Christine animated the moth in the first half, all of the water ripples, and all of the watch works turning.

I used three different layers of textures on the frames:
1. A light smear of Vasoline on the camera UV lens.
2. Jeremy Birn's Barrel Distortion and Chromatic Aberrations Action in PS.
3. White vignetting, addition of grain, and downsized to 990 pixels wide Action in PS.

Friday, May 03, 2013

Holy Holga!!!

Very happy to report I discovered a possibly batch processable image effect that brings the vintage camera look to my Halfland footage that I thought I never could.

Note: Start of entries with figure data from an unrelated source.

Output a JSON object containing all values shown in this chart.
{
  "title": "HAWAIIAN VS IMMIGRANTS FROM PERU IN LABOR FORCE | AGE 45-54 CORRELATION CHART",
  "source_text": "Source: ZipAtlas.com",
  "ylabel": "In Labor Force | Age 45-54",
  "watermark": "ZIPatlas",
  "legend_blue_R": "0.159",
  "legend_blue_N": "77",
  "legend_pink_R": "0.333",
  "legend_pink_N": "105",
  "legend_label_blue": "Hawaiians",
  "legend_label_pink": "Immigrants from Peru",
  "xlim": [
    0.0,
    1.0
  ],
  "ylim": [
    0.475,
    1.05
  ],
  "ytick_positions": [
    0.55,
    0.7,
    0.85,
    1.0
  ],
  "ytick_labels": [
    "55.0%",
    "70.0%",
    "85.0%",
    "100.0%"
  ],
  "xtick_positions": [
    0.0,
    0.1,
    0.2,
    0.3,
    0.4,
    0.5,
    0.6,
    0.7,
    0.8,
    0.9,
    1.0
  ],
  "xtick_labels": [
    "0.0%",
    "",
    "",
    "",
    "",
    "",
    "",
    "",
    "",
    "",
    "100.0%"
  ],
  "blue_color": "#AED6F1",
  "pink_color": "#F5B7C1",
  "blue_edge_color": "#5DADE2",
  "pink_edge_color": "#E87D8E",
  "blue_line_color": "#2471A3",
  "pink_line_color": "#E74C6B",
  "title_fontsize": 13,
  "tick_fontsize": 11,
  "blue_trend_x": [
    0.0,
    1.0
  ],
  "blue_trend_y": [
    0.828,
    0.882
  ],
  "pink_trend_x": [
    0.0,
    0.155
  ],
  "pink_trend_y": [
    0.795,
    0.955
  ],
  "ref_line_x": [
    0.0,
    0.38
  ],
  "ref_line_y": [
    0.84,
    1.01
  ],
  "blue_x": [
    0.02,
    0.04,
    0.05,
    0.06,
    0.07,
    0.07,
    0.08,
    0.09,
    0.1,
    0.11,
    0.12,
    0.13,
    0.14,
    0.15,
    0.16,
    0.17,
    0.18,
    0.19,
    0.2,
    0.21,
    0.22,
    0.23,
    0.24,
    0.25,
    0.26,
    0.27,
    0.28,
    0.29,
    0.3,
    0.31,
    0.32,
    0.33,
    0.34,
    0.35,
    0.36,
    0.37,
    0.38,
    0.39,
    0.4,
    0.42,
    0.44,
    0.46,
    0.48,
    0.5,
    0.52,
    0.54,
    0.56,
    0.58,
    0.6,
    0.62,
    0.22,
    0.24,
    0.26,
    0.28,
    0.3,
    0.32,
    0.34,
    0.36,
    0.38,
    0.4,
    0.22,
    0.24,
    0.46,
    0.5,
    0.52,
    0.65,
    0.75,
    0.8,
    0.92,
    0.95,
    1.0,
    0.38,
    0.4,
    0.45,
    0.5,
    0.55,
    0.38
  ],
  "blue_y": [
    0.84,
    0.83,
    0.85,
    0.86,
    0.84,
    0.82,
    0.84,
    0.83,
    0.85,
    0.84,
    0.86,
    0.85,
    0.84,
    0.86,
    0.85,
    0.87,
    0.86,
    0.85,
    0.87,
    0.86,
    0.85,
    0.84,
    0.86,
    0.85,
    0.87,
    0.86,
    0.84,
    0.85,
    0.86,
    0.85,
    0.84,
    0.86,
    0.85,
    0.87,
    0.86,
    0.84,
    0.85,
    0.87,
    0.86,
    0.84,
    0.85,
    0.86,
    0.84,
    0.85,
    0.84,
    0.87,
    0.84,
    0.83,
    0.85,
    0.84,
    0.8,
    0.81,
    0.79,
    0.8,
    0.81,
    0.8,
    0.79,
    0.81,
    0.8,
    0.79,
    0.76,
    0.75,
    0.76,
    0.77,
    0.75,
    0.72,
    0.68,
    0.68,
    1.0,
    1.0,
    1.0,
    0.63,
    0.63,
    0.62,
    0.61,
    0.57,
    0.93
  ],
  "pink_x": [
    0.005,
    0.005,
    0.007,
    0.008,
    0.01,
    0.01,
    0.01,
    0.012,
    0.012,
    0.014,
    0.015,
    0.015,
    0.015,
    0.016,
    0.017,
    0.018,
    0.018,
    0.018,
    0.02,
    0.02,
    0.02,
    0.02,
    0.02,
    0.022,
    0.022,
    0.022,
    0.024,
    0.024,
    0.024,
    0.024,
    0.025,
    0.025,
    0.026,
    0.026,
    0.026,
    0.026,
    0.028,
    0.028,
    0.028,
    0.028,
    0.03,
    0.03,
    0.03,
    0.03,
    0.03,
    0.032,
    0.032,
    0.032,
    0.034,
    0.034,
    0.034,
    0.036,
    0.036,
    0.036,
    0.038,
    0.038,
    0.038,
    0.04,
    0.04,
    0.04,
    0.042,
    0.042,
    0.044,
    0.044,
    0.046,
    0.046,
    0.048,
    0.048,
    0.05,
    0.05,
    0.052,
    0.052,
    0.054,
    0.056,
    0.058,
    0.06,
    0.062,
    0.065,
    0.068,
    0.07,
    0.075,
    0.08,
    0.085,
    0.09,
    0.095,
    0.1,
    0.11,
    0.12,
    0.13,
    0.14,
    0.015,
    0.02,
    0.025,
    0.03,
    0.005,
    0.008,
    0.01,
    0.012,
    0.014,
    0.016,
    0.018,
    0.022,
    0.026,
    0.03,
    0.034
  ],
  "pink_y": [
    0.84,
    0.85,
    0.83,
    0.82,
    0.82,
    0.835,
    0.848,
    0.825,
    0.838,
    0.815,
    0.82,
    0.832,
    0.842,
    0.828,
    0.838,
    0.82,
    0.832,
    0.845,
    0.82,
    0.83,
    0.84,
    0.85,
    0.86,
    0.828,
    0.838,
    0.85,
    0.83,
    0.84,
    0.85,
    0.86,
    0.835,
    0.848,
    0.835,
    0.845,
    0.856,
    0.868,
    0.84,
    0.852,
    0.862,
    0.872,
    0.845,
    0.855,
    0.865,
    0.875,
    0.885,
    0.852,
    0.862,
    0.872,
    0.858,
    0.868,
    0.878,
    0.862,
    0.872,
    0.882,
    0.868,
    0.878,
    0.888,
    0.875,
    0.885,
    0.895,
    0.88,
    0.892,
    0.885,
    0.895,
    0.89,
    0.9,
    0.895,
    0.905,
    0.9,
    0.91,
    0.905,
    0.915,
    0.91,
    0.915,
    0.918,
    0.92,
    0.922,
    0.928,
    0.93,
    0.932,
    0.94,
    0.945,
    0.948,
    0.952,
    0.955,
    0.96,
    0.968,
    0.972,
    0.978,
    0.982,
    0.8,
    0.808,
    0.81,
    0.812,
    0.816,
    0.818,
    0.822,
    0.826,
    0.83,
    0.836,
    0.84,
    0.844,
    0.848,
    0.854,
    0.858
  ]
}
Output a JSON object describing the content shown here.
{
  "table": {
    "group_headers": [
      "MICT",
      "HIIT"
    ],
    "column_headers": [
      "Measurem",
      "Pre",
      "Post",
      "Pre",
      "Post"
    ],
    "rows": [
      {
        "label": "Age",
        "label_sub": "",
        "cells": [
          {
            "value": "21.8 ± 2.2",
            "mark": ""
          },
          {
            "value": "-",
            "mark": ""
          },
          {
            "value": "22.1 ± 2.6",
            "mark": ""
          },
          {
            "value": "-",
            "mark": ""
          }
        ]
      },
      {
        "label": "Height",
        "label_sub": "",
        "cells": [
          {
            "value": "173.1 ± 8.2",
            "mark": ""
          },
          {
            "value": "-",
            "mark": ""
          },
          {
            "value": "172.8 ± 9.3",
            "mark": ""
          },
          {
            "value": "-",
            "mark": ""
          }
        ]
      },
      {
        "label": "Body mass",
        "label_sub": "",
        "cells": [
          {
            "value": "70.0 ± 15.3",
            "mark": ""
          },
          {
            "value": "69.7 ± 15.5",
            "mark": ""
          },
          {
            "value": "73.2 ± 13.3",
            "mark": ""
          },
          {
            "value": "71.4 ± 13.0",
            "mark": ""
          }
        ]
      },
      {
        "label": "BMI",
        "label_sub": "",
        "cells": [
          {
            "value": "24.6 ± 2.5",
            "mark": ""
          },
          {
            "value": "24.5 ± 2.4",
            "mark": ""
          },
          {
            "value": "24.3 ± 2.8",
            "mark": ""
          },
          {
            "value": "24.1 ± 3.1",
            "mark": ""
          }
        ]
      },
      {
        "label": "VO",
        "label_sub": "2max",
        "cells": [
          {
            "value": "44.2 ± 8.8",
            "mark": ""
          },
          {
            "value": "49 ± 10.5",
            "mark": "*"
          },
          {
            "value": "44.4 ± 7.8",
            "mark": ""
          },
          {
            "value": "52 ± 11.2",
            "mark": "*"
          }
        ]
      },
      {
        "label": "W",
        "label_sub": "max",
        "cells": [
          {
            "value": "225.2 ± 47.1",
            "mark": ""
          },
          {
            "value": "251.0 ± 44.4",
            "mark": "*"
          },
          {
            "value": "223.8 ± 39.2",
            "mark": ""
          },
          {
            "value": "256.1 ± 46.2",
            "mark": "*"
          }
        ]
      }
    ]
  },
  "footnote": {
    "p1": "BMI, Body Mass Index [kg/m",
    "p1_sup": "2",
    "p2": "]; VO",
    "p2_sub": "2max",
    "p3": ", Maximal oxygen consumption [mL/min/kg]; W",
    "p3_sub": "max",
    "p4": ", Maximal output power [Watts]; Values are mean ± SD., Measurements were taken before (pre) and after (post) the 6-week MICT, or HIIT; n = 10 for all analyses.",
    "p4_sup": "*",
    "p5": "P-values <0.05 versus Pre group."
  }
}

It's a Fake Barrel Distortion and Chromatic Aberration PS action written by Jeremy Birn. I combined it with other actions to vignette the edges a bit in the above test still but feel what Jeremy has created will provide the film with the magical storybook feel I so wanted. Thank you, Jeremy.

Thursday, May 02, 2013

The Color of Time

The equipment tests continue as we get closer to the look I'm after for the film.
This gets pretty darn close!

Above you see the finished Time Frog verdigris green patina puppet paint job (what else is the color of time?!) more clearly while the rest of the pond set has been blurred in camera with Vasoline© on the edges of the UV protection lens cover and then additionally enhanced in PS with a texture layer blended to multiply in green with burned out edges and erased over the frog.

Christine and I learned a tons in making today's test(s); how to gobo the window light to cut down the glare on the frog's left clock eye (above was my test with a paper watchface over his eye), that hot glue doesn't work on my set as tie down for his hands, that a piece of cardboard with a barcode on it allows us to focus on the plane of the frog's nose area instead of at the camera's field of center, that the pond water needs to stretch to make it more slack in order to ripple when touched between frames, the the whole set and room we are shooting in moves slightly regardless of how little we move--and/or the camera is somehow moving no matter how much we try to lock it down with every frame, that the shaking can be fixed in post production with Adobe After Effects, how to animate the Koi puppet with more minute movements and less often to get him swimming at a slower rate, that animating is far more fun than we thought it would be.

If you were here in the room with us, there is nothing you would rather do than make your own stop motion films.